Ever since the 2014 Maidan events, Ukraine has been run by hard-right, ethno-nationalist regimes that have kept power centralised in Kyiv; restricted the rights of the country’s large Russian-speaking minority; and made little effort to stop an aggressive neo-fascist street movement from beating and intimidating Roma (Gypsies), LGBTI people, and other elements judged to be "non-Ukrainian".
Like its post-Maidan predecessors, the Zelenskyi regime is selling Ukraine to international capital while restricting workers’ and popular rights. Repressive anti-labour laws cripple trade union organising.

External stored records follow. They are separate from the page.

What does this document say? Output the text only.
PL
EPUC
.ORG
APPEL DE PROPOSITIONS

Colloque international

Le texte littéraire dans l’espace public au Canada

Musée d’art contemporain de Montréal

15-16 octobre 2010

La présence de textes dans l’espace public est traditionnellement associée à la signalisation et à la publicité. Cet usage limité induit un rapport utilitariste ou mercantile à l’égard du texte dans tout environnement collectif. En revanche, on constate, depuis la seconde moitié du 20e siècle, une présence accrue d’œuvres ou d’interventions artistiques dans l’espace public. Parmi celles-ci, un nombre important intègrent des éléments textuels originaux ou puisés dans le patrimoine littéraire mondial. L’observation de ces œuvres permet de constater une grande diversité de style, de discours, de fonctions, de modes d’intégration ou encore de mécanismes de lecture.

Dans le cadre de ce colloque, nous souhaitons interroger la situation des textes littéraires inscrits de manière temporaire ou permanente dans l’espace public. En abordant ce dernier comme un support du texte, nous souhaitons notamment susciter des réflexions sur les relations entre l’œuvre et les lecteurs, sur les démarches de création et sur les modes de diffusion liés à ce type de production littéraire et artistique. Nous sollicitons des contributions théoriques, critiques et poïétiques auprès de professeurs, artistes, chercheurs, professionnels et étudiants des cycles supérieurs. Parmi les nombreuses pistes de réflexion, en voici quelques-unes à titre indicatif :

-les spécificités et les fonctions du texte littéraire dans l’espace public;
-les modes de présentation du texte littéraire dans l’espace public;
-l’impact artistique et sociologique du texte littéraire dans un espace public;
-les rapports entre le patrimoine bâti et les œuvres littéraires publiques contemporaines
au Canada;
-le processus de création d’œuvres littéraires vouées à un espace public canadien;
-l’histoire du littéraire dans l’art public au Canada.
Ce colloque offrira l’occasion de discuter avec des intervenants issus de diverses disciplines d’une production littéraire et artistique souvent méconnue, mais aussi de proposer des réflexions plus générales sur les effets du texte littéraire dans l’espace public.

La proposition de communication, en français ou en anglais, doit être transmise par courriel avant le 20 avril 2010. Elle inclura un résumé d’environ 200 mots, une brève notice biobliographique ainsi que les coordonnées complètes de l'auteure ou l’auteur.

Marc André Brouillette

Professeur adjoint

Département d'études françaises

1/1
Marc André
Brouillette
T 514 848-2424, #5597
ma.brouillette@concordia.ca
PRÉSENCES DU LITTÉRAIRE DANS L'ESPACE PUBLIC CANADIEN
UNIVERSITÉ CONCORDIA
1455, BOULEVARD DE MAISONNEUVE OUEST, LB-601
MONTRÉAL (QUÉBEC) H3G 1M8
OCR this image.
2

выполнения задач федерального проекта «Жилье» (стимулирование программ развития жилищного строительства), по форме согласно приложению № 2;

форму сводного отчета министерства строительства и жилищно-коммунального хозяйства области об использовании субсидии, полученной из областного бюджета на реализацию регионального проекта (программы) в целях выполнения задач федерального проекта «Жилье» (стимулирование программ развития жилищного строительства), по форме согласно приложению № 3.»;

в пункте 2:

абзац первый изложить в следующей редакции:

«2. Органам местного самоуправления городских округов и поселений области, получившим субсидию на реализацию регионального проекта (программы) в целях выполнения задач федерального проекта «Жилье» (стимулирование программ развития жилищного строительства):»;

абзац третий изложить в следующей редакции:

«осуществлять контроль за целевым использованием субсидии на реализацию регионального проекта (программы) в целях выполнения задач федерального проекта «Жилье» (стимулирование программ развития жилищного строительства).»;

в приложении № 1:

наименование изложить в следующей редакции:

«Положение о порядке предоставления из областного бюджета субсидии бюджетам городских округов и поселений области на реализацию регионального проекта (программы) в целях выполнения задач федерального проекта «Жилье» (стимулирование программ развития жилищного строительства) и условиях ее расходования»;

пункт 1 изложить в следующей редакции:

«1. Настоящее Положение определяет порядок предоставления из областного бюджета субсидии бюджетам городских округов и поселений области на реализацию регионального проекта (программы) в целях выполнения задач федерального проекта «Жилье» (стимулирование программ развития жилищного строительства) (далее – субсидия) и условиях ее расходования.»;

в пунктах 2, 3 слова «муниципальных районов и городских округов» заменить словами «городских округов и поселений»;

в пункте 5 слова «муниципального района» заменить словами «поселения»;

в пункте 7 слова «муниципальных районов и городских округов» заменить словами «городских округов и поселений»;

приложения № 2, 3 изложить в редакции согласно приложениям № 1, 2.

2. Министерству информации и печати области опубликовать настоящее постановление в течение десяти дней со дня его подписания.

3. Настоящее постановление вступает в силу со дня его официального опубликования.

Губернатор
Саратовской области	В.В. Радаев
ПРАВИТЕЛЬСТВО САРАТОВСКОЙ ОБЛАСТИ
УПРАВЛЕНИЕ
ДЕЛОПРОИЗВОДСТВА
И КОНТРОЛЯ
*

Once-important opposition and left parties have been outlawed or forced underground by neo-fascist violence.
E. Russia’s annexations
In early October, following endorsement in referenda in the districts of Kherson, Zaporizhzhia, Luhansk and Donetsk, Russia formally annexed these regions.
The referendums, conducted in wartime in occupied territory, have predictably been denounced by the West as a sham.
The Donbass results, however, have a high degree of credibility. The breakaway region has endured eight years of brutal attacks by the ethno-nationalist Ukrainian regime, including the showering of Donetsk city with anti-personnel “petal” bomblets. It is simply inconceivable that the people of the Donbass would want to return to Ukraine, or would not resist such an outcome.
The referendums in the other regions are more questionable. Their fate will be decided on the battlefield and/or in negotiations.
F. Negotiations
At the time of writing, the war has been raging for over seven months. Scores of thousands of soldiers and civilians have died, while many more have been maimed and traumatised. Millions of people have become refugees. The material damage to buildings, houses and infrastructure is immense.
At this point, there are two broad alternatives: the war grinds on, fueled by ever more copious amounts of Western weaponry and covert military assistance (intelligence sharing, “volunteers”, advisers and technicians), or the belligerents start seriously to talk to each other. Negotiations, of course, do not in themselves guarantee a positive outcome.
Socialists should call for the following —
A ceasefire in place as a prelude to negotiations.
Washington must negotiate seriously with Russia and address its absolutely legitimate security concerns. Revive the Intermediate-Range Nuclear Forces Treaty, scuttled by Trump in 2019.
NATO should be dissolved.
All Western sanctions against Russia should be ended.
Ukraine and Russia must negotiate. Ukraine should declare its neutrality and renounce all claims to NATO membership.
Whether any of the annexations stand or not, Ukraine must reinstate Russian as an official language.